Saatle ilgilenen insanların koleksiyonlarında favori saatleri olur. Bu saate bakarak, zamana ve saatlere yaklaşımlarıyla ilgili bir fikrimiz olabilir. Çetin Bey’in en sevdiği saatin (atmosferik basınç farkıyla çalışan) Atmos olduğunu öğreniyoruz.
Çetin Bey Türkiye’de saat tasarımının bir kariyer olarak algılanabilmesinden önce gençlere bu konuda merak aşılanması gerektiğini belirtiyor. Bu yüzden öğrencilerinin mekanik saatlere ilgisini arttırmaya çaba gösteriyor; birçok öğrencisi telkinleri sonucu mekanik saat kullanmaya başlamış.

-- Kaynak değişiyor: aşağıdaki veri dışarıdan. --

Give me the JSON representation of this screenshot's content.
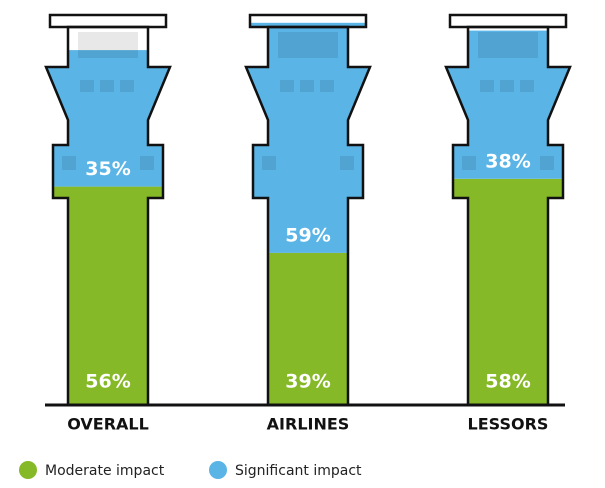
{
  "chart_data": {
    "type": "tower-stack",
    "categories": [
      "OVERALL",
      "AIRLINES",
      "LESSORS"
    ],
    "series": [
      {
        "name": "Moderate impact",
        "color": "#86b928",
        "values": [
          56,
          39,
          58
        ],
        "value_labels": [
          "56%",
          "39%",
          "58%"
        ]
      },
      {
        "name": "Significant impact",
        "color": "#5ab4e6",
        "values": [
          35,
          59,
          38
        ],
        "value_labels": [
          "35%",
          "59%",
          "38%"
        ]
      }
    ],
    "ylim": [
      0,
      100
    ]
  }
}
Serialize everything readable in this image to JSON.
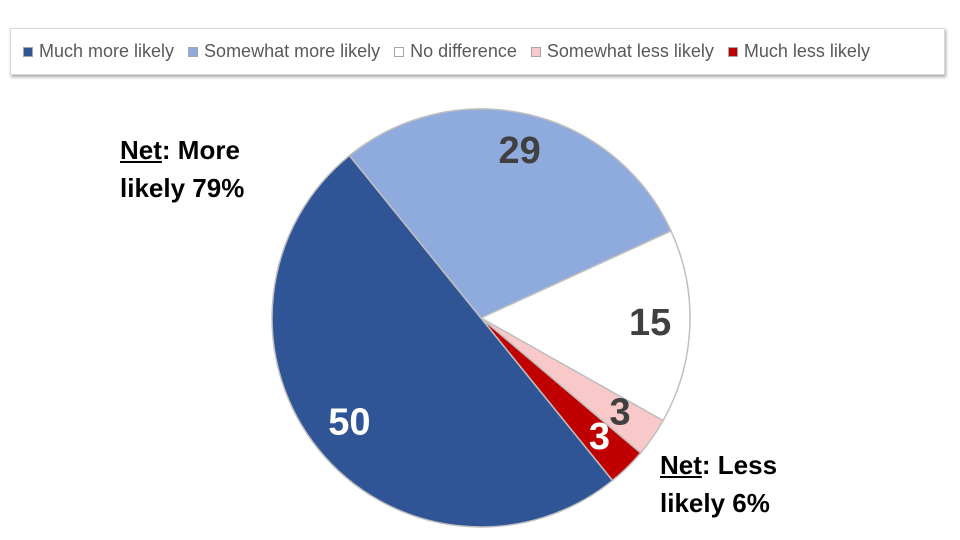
{
  "chart_data": {
    "type": "pie",
    "categories": [
      "Much more likely",
      "Somewhat more likely",
      "No difference",
      "Somewhat less likely",
      "Much less likely"
    ],
    "values": [
      50,
      29,
      15,
      3,
      3
    ],
    "colors": [
      "#2F5597",
      "#8FAADC",
      "#FFFFFF",
      "#F9C9C9",
      "#C00000"
    ],
    "label_colors": [
      "#FFFFFF",
      "#404040",
      "#404040",
      "#404040",
      "#FFFFFF"
    ],
    "legend": "top",
    "annotations": [
      {
        "underlined": "Net",
        "text": ": More likely 79%"
      },
      {
        "underlined": "Net",
        "text": ": Less likely 6%"
      }
    ]
  }
}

Ülkemizde saatlerle ilgili konuşmaya başladığımızda, ister istemez geçmişe dönük bir özlem hissediyoruz; kaybolup giden değerli ustalar ve yarım kalmış bir hikâyenin yarattığı hayal kırıklığı ve hüzün hakim oluyor ortama. Geçmişteki kıymetli örneklerine en azından layık olabilecek seviyede yeni işlere kalkışmak yerine nostaljiye teslim oluyoruz çoğu zaman.

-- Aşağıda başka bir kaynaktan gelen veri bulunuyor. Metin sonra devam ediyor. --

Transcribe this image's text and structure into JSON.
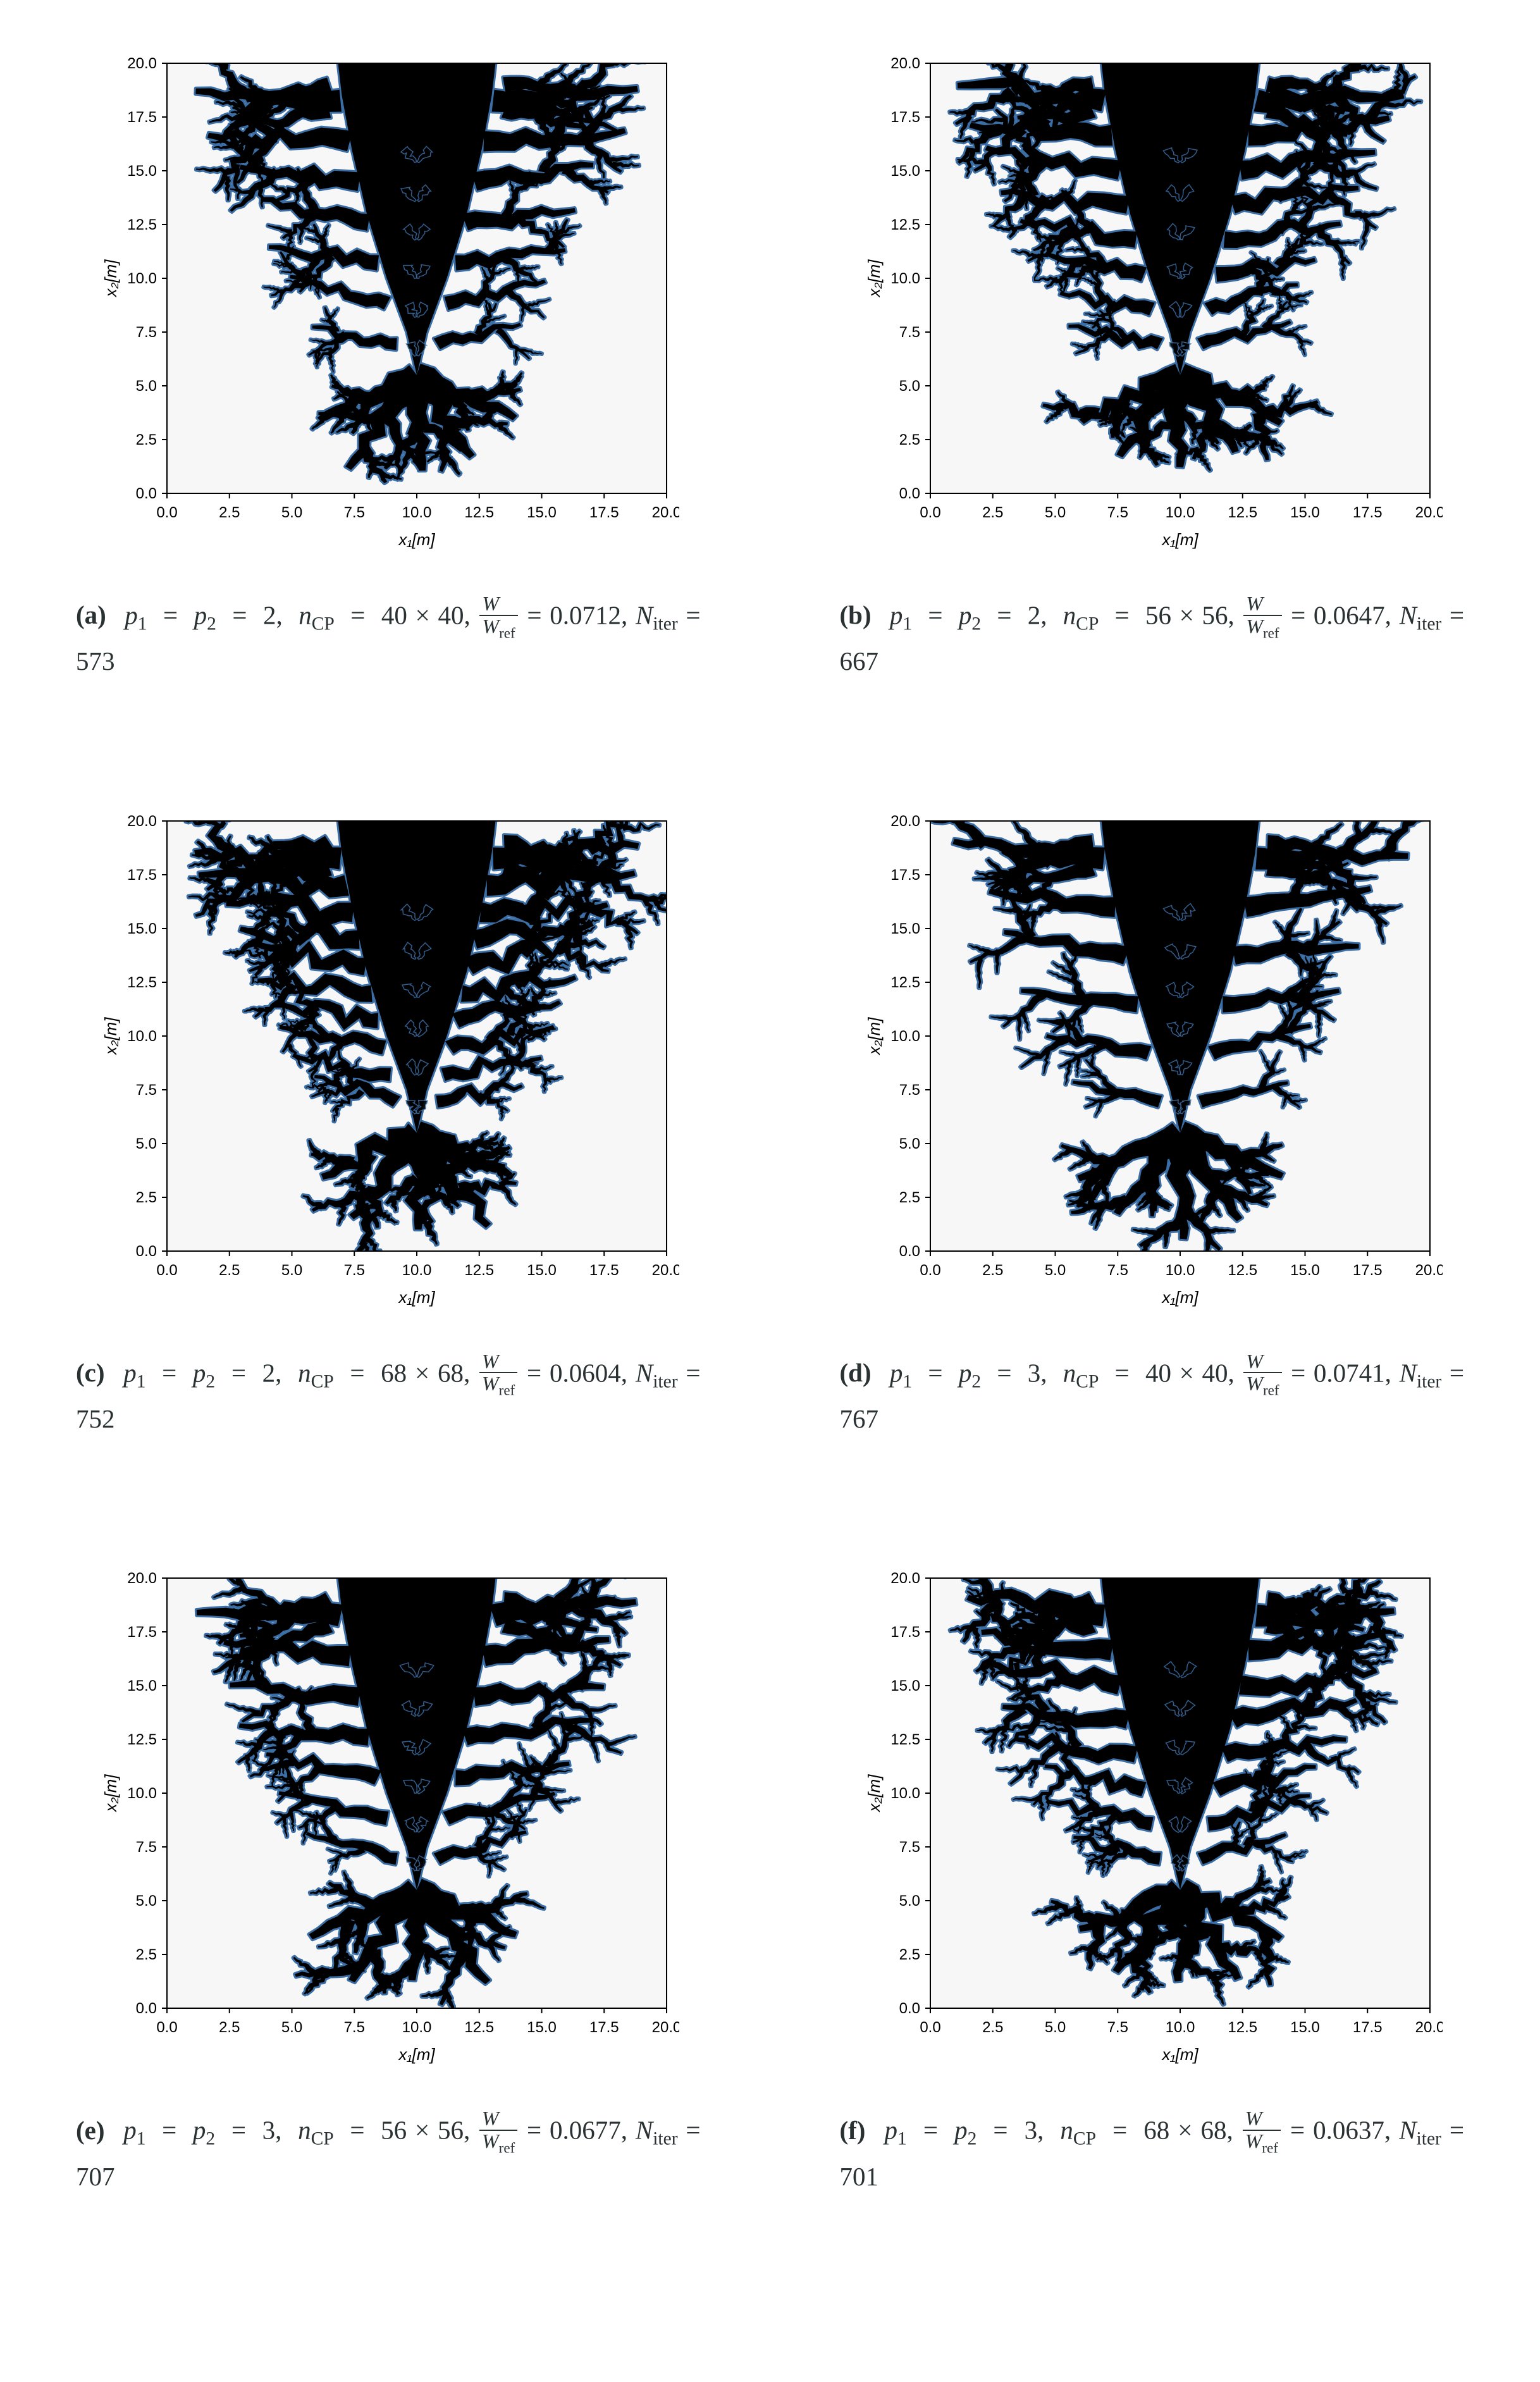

Aslında hikâyeler okuyanı olmadığında yarım kalıyor.
Ülkemizde saatçilik geleneği, ince ancak yüksek nitelikli bir damar ile sürekliliğini koruyor. Dolmabahçe Sarayı ve Topkapı Sarayı’ndaki saatlerimiz, Recep Gürgen ve Şule Gürbüz’ün özenli ve özverili çalışmaları sayesinde hala hayattalar. Kendi adıma, bu kadar kıymetli bir koleksiyonun çalışır durumda onarılabilmiş olmasının kıymetini bildiğimizden emin değilim. Benzer şekilde Çetin Yılmaz’ın ortaya koyduğu kişisel çabanın da, hem bu önemli saatin onarım ve bakımı, hem de yeni nesillerin mekanik saatçiliğe olan ilgisinin arttırılması açısından çok kıymetli olduğunu düşünüyorum. Neticede usta çırağına, mesleğine duyduğu ilgi ve tutkuyu aktarabildiği ölçüde el verebiliyor.

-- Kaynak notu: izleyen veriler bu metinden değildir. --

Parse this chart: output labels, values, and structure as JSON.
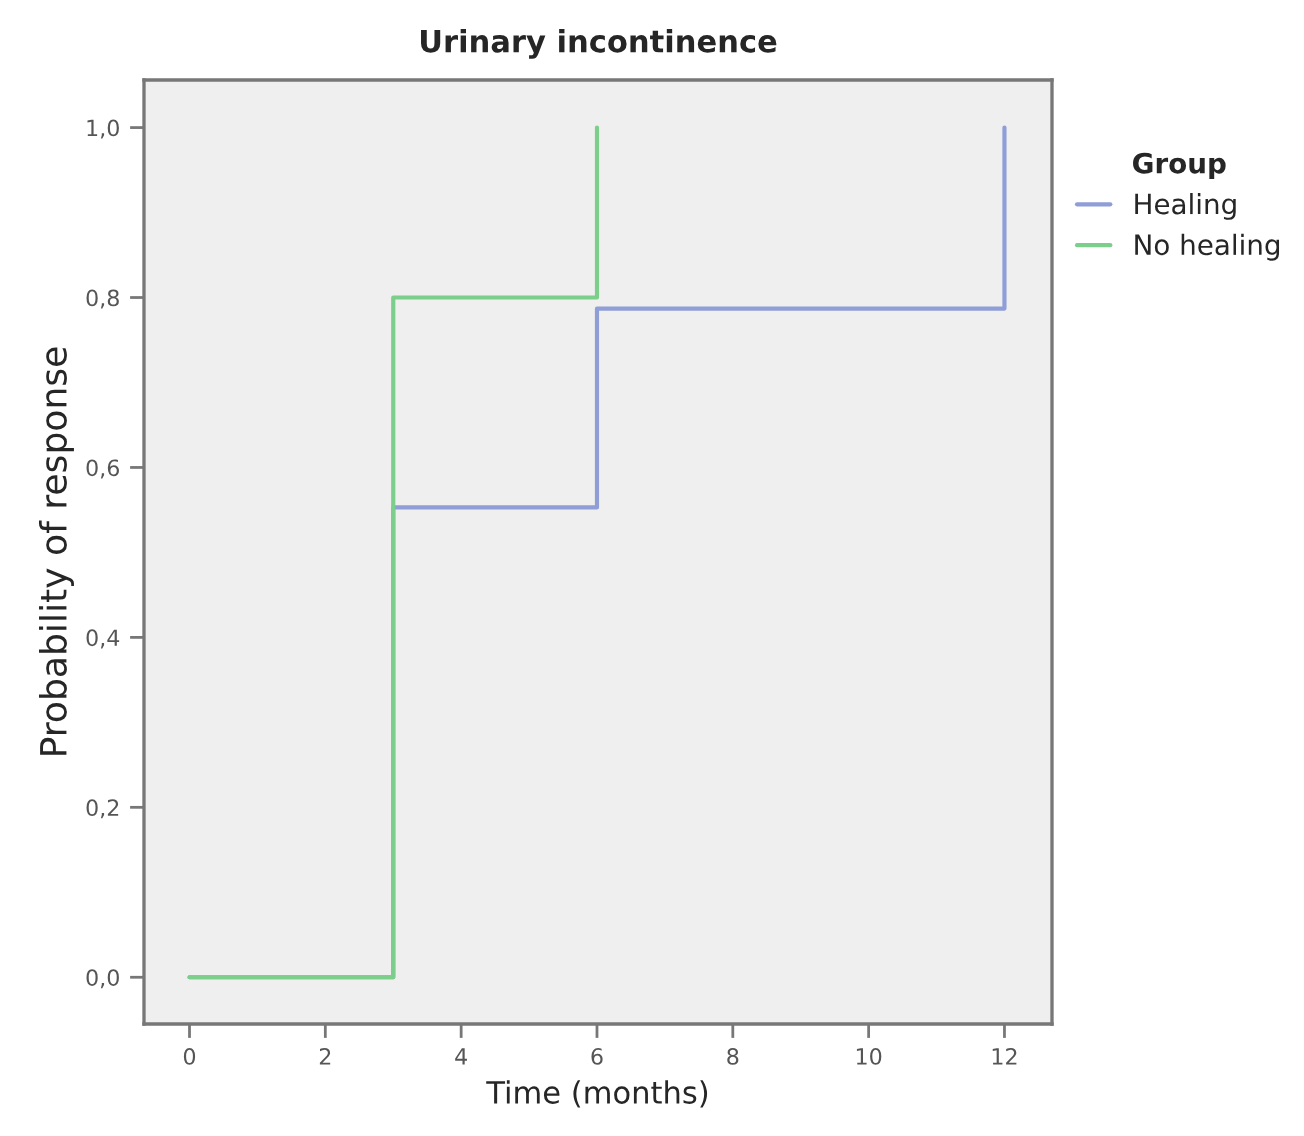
{
  "chart_data": {
    "type": "step",
    "title": "Urinary incontinence",
    "xlabel": "Time (months)",
    "ylabel": "Probability of response",
    "legend_title": "Group",
    "series": [
      {
        "name": "Healing",
        "color": "#8f9ed6",
        "x": [
          0,
          3,
          6,
          12
        ],
        "values": [
          0,
          0.553,
          0.787,
          1.0
        ]
      },
      {
        "name": "No healing",
        "color": "#7ccf8a",
        "x": [
          0,
          3,
          6
        ],
        "values": [
          0,
          0.8,
          1.0
        ]
      }
    ],
    "xlim": [
      -0.67,
      12.7
    ],
    "xticks": [
      0,
      2,
      4,
      6,
      8,
      10,
      12
    ],
    "ylim": [
      -0.055,
      1.056
    ],
    "yticks": [
      {
        "value": 0,
        "label": "0,0"
      },
      {
        "value": 0.2,
        "label": "0,2"
      },
      {
        "value": 0.4,
        "label": "0,4"
      },
      {
        "value": 0.6,
        "label": "0,6"
      },
      {
        "value": 0.8,
        "label": "0,8"
      },
      {
        "value": 1.0,
        "label": "1,0"
      }
    ],
    "grid": false,
    "legend": "top right"
  }
}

Geçtiğimiz yıl, Bursa’da Tophane Endüstri Meslek Lisesi Mikromekanik ve Saat Teknolojileri Bölümü açıldı. Üniversitelerimizin makine mühendisliği bölümleri çok iyi seviyede eğitim veriyor ve ülkemizde ciddi bir mekanik saat pazarı bulunuyor. Saat tasarımı ve üretiminin ülkemizdeki geleceği ile ilgili olumlu düşünmek için birçok sebep var. Ancak merak, ilgi, çaba ve emek gerekiyor.
Geçmişte ortaya konmuş değerlerin kıymetini bilerek, yeni hikayeler yazmanın vakti geliyor.
Prof. Dr. Çetin Yılmaz hakkında
Prof. Dr. Çetin Yılmaz 2000 yılında Boğaziçi Üniversitesi Makina Mühendisliği Bölümü’nden lisans derecesini aldıktan sonra lisansüstü eğitimi için University of Michigan’a gitti. 2001 yılında Makina Mühendisliği, 2002 yılında Matematik alanında yüksek lisans derecelerini alıp 2005 yılında Makina Mühendisliği alanında doktorasını tamamladı. 2005-2007 yılları arasında yine University of Michigan’da doktora sonrası araştırmacı olarak çalıştıktan sonra 2007 yılında Boğaziçi Universitesi Makina Mühendisliği Bölümü’ne öğretim üyesi olarak katıldı. Araştırma konuları dinamik, titreşim, akustik ve tasarım üzerinedir. Bu konularda pek çok akademik ve sanayi projesi yürüttü, 40’ın üzerinde makale ve bildiri yayınladı, patentler aldı. 2017 yılında Türkiye Bilimler Akademisi tarafından verilen Üstün Başarılı Genç Bilim İnsanı Ödülü’nü aldı.